Many of the issues identified by NMPs in this study are similar to those previously reported for medical prescribers. These issues include ignorance (unaware that only serious ADRs need to be reported); diffidence (fear of appearing ridiculous for reporting merely suspected ADRs); lethargy (procrastination, lack of interest or time to report); indifference (making little contribution to medical knowledge) and insecurity (certainty of drug causing ADR) [20].

To ensure optimisation of their contribution to medicines safety, NMPs should have a complete understanding of pharmacovigilance and the YCS. Our results, however, indicate the need for providers of NMP training to review the coverage of pharmacovigilance within their courses. While respondents voiced the need for further education and training on legal aspects of pharmacovigilance, our findings indicate that areas of adverse drug reaction causality, potential for litigation and assurances of confidentiality require particular attention. As previously demonstrated by Bracchi et al. [12], focused education and training in pharmacovigilance can enhance ADR reporting participation. Similarly, Green et al. [9] highlighted that pharmacovigilance related education and training was the only predictor of reporting in their survey of hospital pharmacists.

Despite issues of pharmacovigilance training, almost half of the respondents had submitted a Yellow Card, although for many the last submission had pre-dated their NMP training. Pharmacists were more likely than nurses to have reported, a finding which may be explained by their training in clinical pharmacology and medicines usage.

Similarly, those in community practice (nursing and pharmacy) were less likely than those based in primary or secondary care medical practice to have reported an ADR, perhaps due to lone working and the lack of peer support networks. Professional experiences of an ADR appeared to impact significantly on subsequent prescribing practice with respondents commenting that they would refrain from prescribing that particular drug in future. Such observations are of interest given the accepted low ranking of personal experience within the hierarchy of evidence based practice [21].

Our findings are not unique to the UK, and are similar to those of Gavaza et al. [22], who recently reported on the attitudes of Texan pharmacists to serious ADR reporting to the Food and Drug Administration. While pharmacists believed that reporting would enhance patient safety, they also indicated that reporting was time consuming and disrupted normal workflow.

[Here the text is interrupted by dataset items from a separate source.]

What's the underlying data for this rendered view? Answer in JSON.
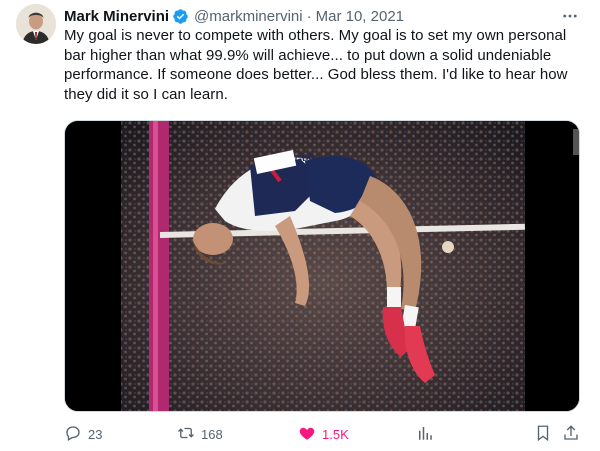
{
  "author": {
    "name": "Mark Minervini",
    "handle": "@markminervini",
    "separator": "·",
    "date": "Mar 10, 2021"
  },
  "tweet": {
    "text": "My goal is never to compete with others. My goal is to set my own personal bar higher than what 99.9% will achieve... to put down a solid undeniable performance. If someone does better... God bless them. I'd like to hear how they did it so I can learn."
  },
  "media": {
    "bib_text": "GBR"
  },
  "actions": {
    "replies": "23",
    "retweets": "168",
    "likes": "1.5K"
  },
  "colors": {
    "like_pink": "#f91880",
    "verified_blue": "#1d9bf0",
    "secondary_text": "#536471"
  },
  "icons": [
    "verified-badge-icon",
    "more-options-icon",
    "reply-icon",
    "retweet-icon",
    "like-icon",
    "views-icon",
    "bookmark-icon",
    "share-icon"
  ]
}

Hospital pharmacists had more positive attitudes towards reporting compared to their community based counterparts.

Respondents in our study suggested that Yellow Card reporting would be enhanced by coverage in continuing professional development activities, reminders of the YCS being embedded within prescribing software or the application of other reporting systems using technologies such as mobile phones.

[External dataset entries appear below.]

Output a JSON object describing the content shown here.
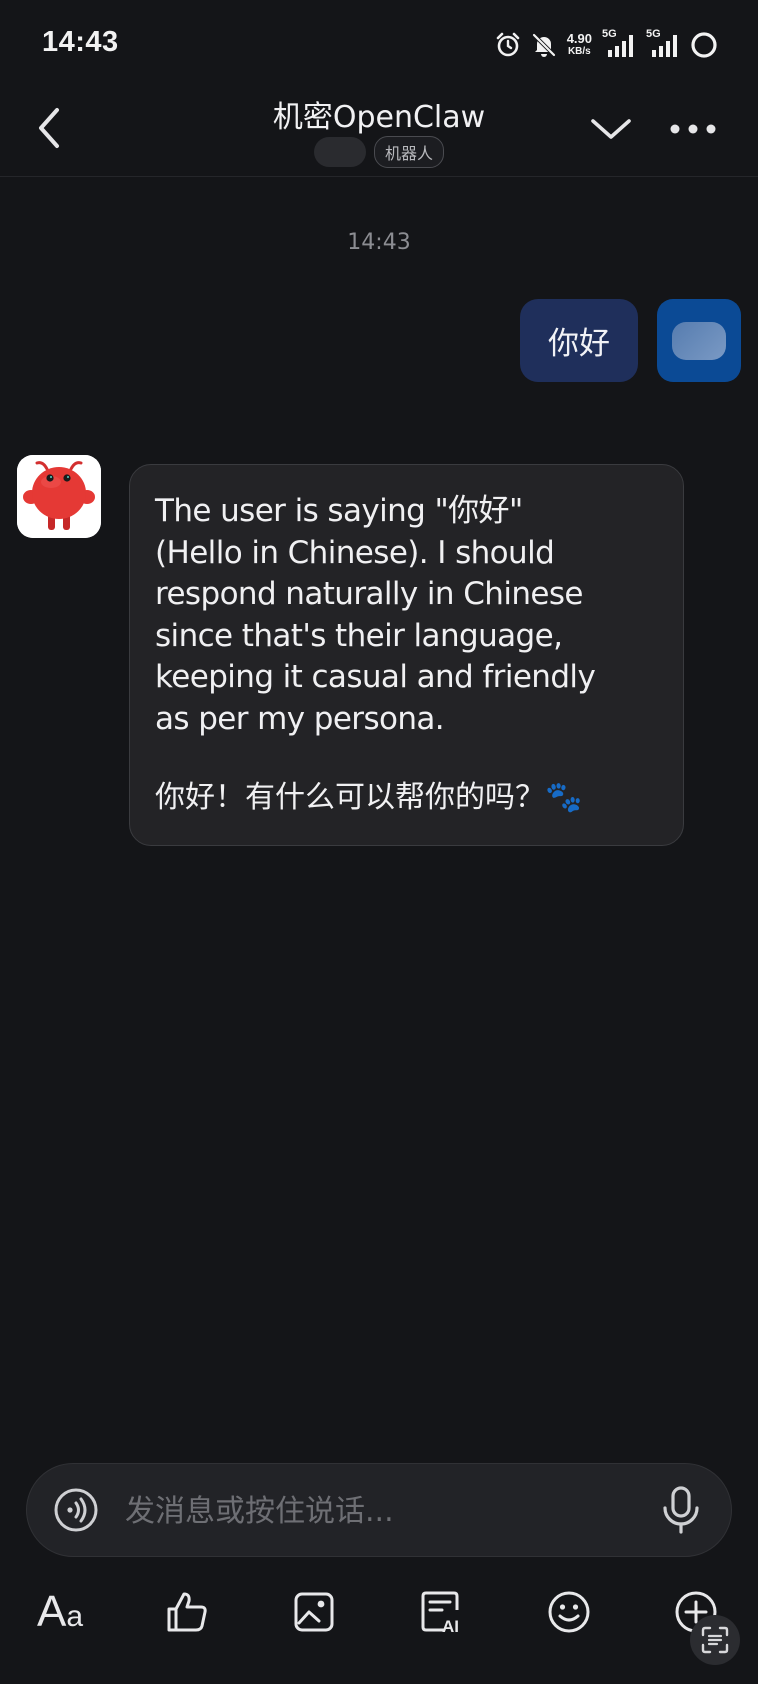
{
  "status_bar": {
    "time": "14:43",
    "net_speed_value": "4.90",
    "net_speed_unit": "KB/s",
    "sim1_label": "5G",
    "sim2_label": "5G",
    "icons": [
      "alarm-icon",
      "mute-bell-icon",
      "signal-icon",
      "signal-icon",
      "battery-ring-icon"
    ]
  },
  "header": {
    "title": "机密OpenClaw",
    "badge": "机器人"
  },
  "chat": {
    "timestamp": "14:43",
    "messages": [
      {
        "direction": "outgoing",
        "text": "你好"
      },
      {
        "direction": "incoming",
        "reasoning": "The user is saying \"你好\"\n(Hello in Chinese). I should\nrespond naturally in Chinese\nsince that's their language,\nkeeping it casual and friendly\nas per my persona.",
        "reply": "你好！有什么可以帮你的吗？🐾"
      }
    ]
  },
  "composer": {
    "placeholder": "发消息或按住说话..."
  },
  "toolbar": {
    "font_label_big": "A",
    "font_label_small": "a",
    "ai_label": "AI"
  },
  "colors": {
    "background": "#141518",
    "outgoing_bubble": "#1f2f5b",
    "incoming_bubble": "#232326",
    "my_avatar_bg": "#0b4a95",
    "bot_avatar_red": "#e53935"
  }
}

Greater NMP awareness of patient and public reporting appears warranted. A recently published report found that patient reporting of ADRs added value to those reported by healthcare professionals by providing information on different types of drugs and reactions [23].

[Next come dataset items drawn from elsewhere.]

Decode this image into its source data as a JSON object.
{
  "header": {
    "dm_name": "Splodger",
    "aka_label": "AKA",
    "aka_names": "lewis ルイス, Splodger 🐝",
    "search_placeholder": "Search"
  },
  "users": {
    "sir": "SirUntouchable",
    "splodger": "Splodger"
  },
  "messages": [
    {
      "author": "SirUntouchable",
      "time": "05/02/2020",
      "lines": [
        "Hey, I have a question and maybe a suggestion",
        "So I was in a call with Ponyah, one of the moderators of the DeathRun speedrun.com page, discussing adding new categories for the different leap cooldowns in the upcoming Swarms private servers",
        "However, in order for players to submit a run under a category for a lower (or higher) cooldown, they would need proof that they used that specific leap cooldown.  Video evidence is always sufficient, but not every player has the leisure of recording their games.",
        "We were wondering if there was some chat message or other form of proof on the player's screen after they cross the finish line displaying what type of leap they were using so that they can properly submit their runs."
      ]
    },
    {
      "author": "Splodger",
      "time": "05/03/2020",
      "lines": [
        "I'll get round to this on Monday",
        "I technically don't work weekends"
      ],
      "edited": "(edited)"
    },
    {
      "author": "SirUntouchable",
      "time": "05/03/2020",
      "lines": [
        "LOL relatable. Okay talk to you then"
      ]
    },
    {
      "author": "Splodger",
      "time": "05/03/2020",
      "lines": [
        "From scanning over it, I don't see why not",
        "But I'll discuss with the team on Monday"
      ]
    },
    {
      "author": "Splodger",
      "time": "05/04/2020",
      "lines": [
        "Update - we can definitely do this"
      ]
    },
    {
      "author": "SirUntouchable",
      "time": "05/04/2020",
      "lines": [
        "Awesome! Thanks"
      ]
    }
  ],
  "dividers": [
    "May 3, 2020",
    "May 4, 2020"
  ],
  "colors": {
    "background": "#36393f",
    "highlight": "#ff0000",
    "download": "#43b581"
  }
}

There is a need for further research on NMPs in the field of pharmacovigilance using qualitative methodologies to explore key areas including: perceptions of competence; related medico-legal issues; potential to enhance the YCS; and perceptions of the usefulness and utility of patient reporting. A prospective audit of the completeness and nature of NMP Yellow Card reports is warranted. This would require a modification of the Yellow Card to allow recording of NMP status.

Conclusion

In conclusion, while NMPs report participation in ADR reporting, there are several key issues to consider including the need for further training and support to optimise their role in pharmacovigilance.